The First-Episode Schizophrenia (FES) Experience

 

Orthomolecular medicine research and treatment with its focus on biochemical nutrient causes of mental illness is typically embraced well by people. More and more, clients are recognizing and appreciating the dynamics of orthomolecular nutritional therapy versus drug therapy for the treatment of schizophrenia.

Orthomolecular Treatment in First-Episode Schizophrenia

Advancements since the 50’s have made it possible to implement advanced targeted clinical nutrition (orthomolecular) protocols as we see being used at the Naturopathic Medical Research Clinic (NMRC).  In un-medicated, neurleptic-naïve, first-episode schizophrenia, my experience shows that it is fairly uncommon to experience no benefit and a significant portion are positive responders. An individualized advanced orthomolecular approach to first-episode schizophrenia is in great need in society. Six double-blind studies validated positive and profound outcomes in un-medicated FES and orthomolecular practitioners have successfully used the treatment approach over the past half century.

What FES patients are telling me

Newly diagnosed schizophrenics and first-episode schizophrenics report to me that they tell their doctors that they take neuroleptic meds but do not or they take much less than that prescribed. [Neuroleptics are major sedatives (tranquilizers) that attempt to palliate psychotic symptoms by blocking an array of brain cell receptor transmissions while leaving the underlying cause of the problem untreated and, in the process of doing so, transfer physician caused (iatrognic) symptoms, side effects, and endocrine and nutritional imbalances to the patient.] The high attrition rate for neuroleptics (i.e. the failure to take these meds) is widely known to be as high as 60+%, as several clinical papers report.

The ‘Neuroleptic Experience’ is not uncommon in schizophrenia, schizo-affective disorder, first-episode psychosis and bipolar disorder. Schizophrenic patients report to me that they feel ‘coerced’ with strong advisement form medical doctors to take neuroleptics.

Schizophrenic cases also report to me that forensic hospital institutions are a worst case scenario. Criminal charges, however minimal and often unintentional, make it difficult for care givers to intercede as an independent decision maker. As such, these care givers are removed from having any say in their sons or daughters drug treatment and often, such patients are heavily medicated with neuroleptics so they maintain the lowest societal risk to themselves and others. There is obviously a degree of common sense to this set of societal rules in overt criminal conduct cases but there are professionals and judicial bodies that my patients remark, are not uncommonly and perhaps not intentionally leading schizophrenic patients down a road of drug dependence and poorer quality of life.

As a naturopath, a ‘drugless practitioner’, I have no say in what patients do with their pharmaceutical prescriptions but I often write status reports to medical professionals with recommendations to lower meds and, minimize risks by eliminating/reducing where possible, meds that are either not working or are no longer needed. I find many general practitioners and psychiatrists in agreement with lowering meds and this is very encouraging. Most professionals care deeply about the welfare of their patients and understand that these drugs are potent and continued use warrants great responsibility. I see varying acceptance and understanding when it comes to the concept of receptor decompensation (rebound psychosis) with an adherent view that discontinuation of neuroleptics can be done at a rate just as fast as that of the recommended rate of initial dosing administrations described in the Compendium of Pharmaceutical Specialties (CPS). This fast discontinuation practice can lead to psychotic rebound.

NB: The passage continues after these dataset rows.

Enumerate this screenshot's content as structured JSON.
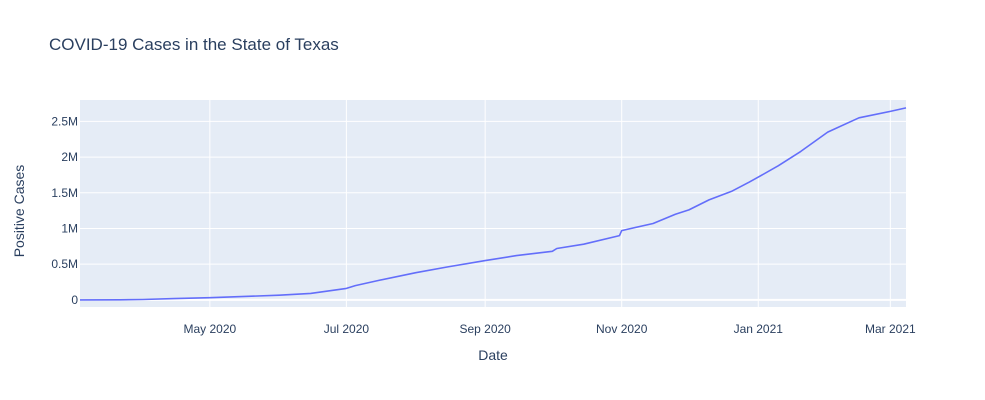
{
  "chart_data": {
    "type": "line",
    "title": "COVID-19 Cases in the State of Texas",
    "xlabel": "Date",
    "ylabel": "Positive Cases",
    "xlim": [
      "2020-03-04",
      "2021-03-08"
    ],
    "ylim": [
      -0.1,
      2.8
    ],
    "y_unit": "M",
    "x_ticks": [
      {
        "date": "2020-05-01",
        "label": "May 2020"
      },
      {
        "date": "2020-07-01",
        "label": "Jul 2020"
      },
      {
        "date": "2020-09-01",
        "label": "Sep 2020"
      },
      {
        "date": "2020-11-01",
        "label": "Nov 2020"
      },
      {
        "date": "2021-01-01",
        "label": "Jan 2021"
      },
      {
        "date": "2021-03-01",
        "label": "Mar 2021"
      }
    ],
    "y_ticks": [
      {
        "value": 0,
        "label": "0"
      },
      {
        "value": 0.5,
        "label": "0.5M"
      },
      {
        "value": 1,
        "label": "1M"
      },
      {
        "value": 1.5,
        "label": "1.5M"
      },
      {
        "value": 2,
        "label": "2M"
      },
      {
        "value": 2.5,
        "label": "2.5M"
      }
    ],
    "grid": true,
    "series": [
      {
        "color": "#636efa",
        "points": [
          {
            "x": "2020-03-04",
            "y": 0
          },
          {
            "x": "2020-03-22",
            "y": 0.001
          },
          {
            "x": "2020-04-01",
            "y": 0.005
          },
          {
            "x": "2020-04-15",
            "y": 0.017
          },
          {
            "x": "2020-05-01",
            "y": 0.03
          },
          {
            "x": "2020-05-15",
            "y": 0.045
          },
          {
            "x": "2020-06-01",
            "y": 0.066
          },
          {
            "x": "2020-06-15",
            "y": 0.09
          },
          {
            "x": "2020-07-01",
            "y": 0.16
          },
          {
            "x": "2020-07-05",
            "y": 0.2
          },
          {
            "x": "2020-07-15",
            "y": 0.27
          },
          {
            "x": "2020-08-01",
            "y": 0.38
          },
          {
            "x": "2020-08-15",
            "y": 0.46
          },
          {
            "x": "2020-09-01",
            "y": 0.55
          },
          {
            "x": "2020-09-15",
            "y": 0.62
          },
          {
            "x": "2020-10-01",
            "y": 0.68
          },
          {
            "x": "2020-10-03",
            "y": 0.72
          },
          {
            "x": "2020-10-15",
            "y": 0.78
          },
          {
            "x": "2020-10-31",
            "y": 0.9
          },
          {
            "x": "2020-11-01",
            "y": 0.97
          },
          {
            "x": "2020-11-15",
            "y": 1.07
          },
          {
            "x": "2020-11-25",
            "y": 1.2
          },
          {
            "x": "2020-12-01",
            "y": 1.26
          },
          {
            "x": "2020-12-10",
            "y": 1.4
          },
          {
            "x": "2020-12-20",
            "y": 1.52
          },
          {
            "x": "2020-12-28",
            "y": 1.65
          },
          {
            "x": "2021-01-01",
            "y": 1.72
          },
          {
            "x": "2021-01-10",
            "y": 1.88
          },
          {
            "x": "2021-01-20",
            "y": 2.08
          },
          {
            "x": "2021-02-01",
            "y": 2.35
          },
          {
            "x": "2021-02-15",
            "y": 2.55
          },
          {
            "x": "2021-03-01",
            "y": 2.64
          },
          {
            "x": "2021-03-08",
            "y": 2.69
          }
        ]
      }
    ]
  }
}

The rate of discontinuation of neuroleptics needs to be done slowly as tolerated and I’m often sending doctors written ‘recommendations’ for patients who have been on neuroleptics 1-2 years, that no more that 10-15% drops of the ‘stabilized’ dose of neuroleptic be implemented every 3-6 months, and that faster withdrawals risk rebound psychosis. I ‘recommend’ such slow dose drops only after such cases respond to orthomolecular therapy with evidence of 40-60% consistent symptom improvement.

This belief  that chronic neuroleptic consumers can come off these drugs as quickly as they are put on them is a big mistake. When such patients relapse coming off the neuroleptic, medical professionals often comment that this happened because they needed the drug.

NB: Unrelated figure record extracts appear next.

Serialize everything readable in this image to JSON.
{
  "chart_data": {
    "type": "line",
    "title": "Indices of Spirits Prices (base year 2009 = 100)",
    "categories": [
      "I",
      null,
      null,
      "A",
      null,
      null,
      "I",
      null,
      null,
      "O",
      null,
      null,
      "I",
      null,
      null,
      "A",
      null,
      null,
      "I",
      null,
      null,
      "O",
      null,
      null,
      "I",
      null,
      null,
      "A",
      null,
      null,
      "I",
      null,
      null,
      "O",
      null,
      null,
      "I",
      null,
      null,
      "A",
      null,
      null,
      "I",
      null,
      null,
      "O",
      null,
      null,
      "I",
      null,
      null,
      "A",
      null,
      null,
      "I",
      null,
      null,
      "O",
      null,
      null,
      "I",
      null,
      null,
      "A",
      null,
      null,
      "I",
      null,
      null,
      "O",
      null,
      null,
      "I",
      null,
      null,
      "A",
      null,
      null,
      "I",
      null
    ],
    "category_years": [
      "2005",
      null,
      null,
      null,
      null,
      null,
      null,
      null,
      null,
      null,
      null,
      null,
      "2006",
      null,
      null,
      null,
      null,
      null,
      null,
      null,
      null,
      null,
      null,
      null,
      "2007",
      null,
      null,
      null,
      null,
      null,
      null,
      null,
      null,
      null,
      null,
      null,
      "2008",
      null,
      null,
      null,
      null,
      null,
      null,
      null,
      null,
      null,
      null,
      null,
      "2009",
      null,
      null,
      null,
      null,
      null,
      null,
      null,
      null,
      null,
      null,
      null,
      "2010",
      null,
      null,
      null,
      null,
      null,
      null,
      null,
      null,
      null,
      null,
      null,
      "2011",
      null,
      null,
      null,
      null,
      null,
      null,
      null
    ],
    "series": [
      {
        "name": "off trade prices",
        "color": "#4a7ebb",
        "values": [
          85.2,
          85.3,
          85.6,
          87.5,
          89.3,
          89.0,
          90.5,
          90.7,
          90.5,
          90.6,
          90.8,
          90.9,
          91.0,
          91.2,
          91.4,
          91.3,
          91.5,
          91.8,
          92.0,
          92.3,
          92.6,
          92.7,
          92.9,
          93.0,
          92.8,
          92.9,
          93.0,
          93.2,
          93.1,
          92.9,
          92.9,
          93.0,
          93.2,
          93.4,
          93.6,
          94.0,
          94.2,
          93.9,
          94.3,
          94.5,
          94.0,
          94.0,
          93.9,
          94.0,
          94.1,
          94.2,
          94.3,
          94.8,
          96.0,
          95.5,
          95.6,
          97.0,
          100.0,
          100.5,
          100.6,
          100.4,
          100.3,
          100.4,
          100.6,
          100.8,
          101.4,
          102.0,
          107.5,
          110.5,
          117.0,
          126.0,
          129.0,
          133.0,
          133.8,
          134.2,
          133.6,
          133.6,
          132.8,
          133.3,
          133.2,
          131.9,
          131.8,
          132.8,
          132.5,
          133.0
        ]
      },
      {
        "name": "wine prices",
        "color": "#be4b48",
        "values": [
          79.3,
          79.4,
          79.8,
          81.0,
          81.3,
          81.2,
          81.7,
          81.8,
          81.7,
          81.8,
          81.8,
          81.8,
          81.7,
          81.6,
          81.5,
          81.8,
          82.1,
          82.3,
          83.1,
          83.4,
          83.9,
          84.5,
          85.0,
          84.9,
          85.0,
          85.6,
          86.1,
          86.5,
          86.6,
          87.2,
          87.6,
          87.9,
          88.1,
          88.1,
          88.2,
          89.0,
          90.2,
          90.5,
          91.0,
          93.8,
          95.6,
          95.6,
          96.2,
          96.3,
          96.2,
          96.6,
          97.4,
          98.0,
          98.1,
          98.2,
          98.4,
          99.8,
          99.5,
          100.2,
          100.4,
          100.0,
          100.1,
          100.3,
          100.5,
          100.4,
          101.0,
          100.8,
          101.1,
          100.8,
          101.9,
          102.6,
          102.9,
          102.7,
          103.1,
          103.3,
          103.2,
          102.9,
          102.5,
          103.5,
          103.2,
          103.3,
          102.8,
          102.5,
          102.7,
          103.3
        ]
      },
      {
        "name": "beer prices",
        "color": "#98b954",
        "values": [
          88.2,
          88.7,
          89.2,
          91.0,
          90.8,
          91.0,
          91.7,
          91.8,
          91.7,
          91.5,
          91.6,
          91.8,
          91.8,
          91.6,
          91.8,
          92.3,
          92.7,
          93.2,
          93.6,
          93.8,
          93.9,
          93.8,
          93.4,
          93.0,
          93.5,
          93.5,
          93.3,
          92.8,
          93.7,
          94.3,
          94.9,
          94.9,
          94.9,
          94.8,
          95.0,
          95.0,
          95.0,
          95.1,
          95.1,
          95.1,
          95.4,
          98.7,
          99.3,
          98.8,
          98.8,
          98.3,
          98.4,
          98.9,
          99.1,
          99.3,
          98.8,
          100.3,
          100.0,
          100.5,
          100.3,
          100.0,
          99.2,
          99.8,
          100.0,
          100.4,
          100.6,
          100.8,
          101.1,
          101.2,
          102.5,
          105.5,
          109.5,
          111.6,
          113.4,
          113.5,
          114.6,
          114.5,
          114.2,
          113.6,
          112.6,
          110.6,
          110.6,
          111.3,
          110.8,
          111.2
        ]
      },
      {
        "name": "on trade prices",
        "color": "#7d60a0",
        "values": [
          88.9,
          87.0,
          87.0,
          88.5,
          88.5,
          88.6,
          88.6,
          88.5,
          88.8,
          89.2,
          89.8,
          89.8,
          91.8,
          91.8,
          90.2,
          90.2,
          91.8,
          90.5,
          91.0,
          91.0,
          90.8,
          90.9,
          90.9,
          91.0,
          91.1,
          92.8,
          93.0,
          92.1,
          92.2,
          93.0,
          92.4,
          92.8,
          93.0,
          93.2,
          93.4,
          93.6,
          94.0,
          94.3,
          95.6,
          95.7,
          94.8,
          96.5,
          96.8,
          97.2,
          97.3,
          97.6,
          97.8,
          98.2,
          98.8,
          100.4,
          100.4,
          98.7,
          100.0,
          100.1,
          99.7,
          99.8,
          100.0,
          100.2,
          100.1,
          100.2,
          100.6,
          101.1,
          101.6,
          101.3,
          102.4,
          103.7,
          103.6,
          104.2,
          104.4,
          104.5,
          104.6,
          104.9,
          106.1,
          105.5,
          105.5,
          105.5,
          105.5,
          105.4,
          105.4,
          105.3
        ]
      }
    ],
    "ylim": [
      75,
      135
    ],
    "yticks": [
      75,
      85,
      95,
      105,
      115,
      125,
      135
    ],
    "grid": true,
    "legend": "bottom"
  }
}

Recognizing the need for Individualized Orthomolecular Mental Health Treatment

In mood disorder cases of depression and anxiety (and bipolar disorder) we see a similar layout of receptor sensitivity problems with anti-depressants and anxiolytics.  The treatment outcome of orthomolecular medicine in depression, anxiety, ADD, OCD, and schizophrenia  is exemplified in the case review “Orthomolecular Treatment Response”.  This case study report gives us an idea of what to expect from advanced targeted orthomolecular medicine in a sample of mental health cases. Some patients do better on alternative approaches alone and some do better on a mix of the two.

Given the marginal outcome and severity of side effects from meds, many patients now opt to initiate orthomolecular methods as the first-line treatment of choice.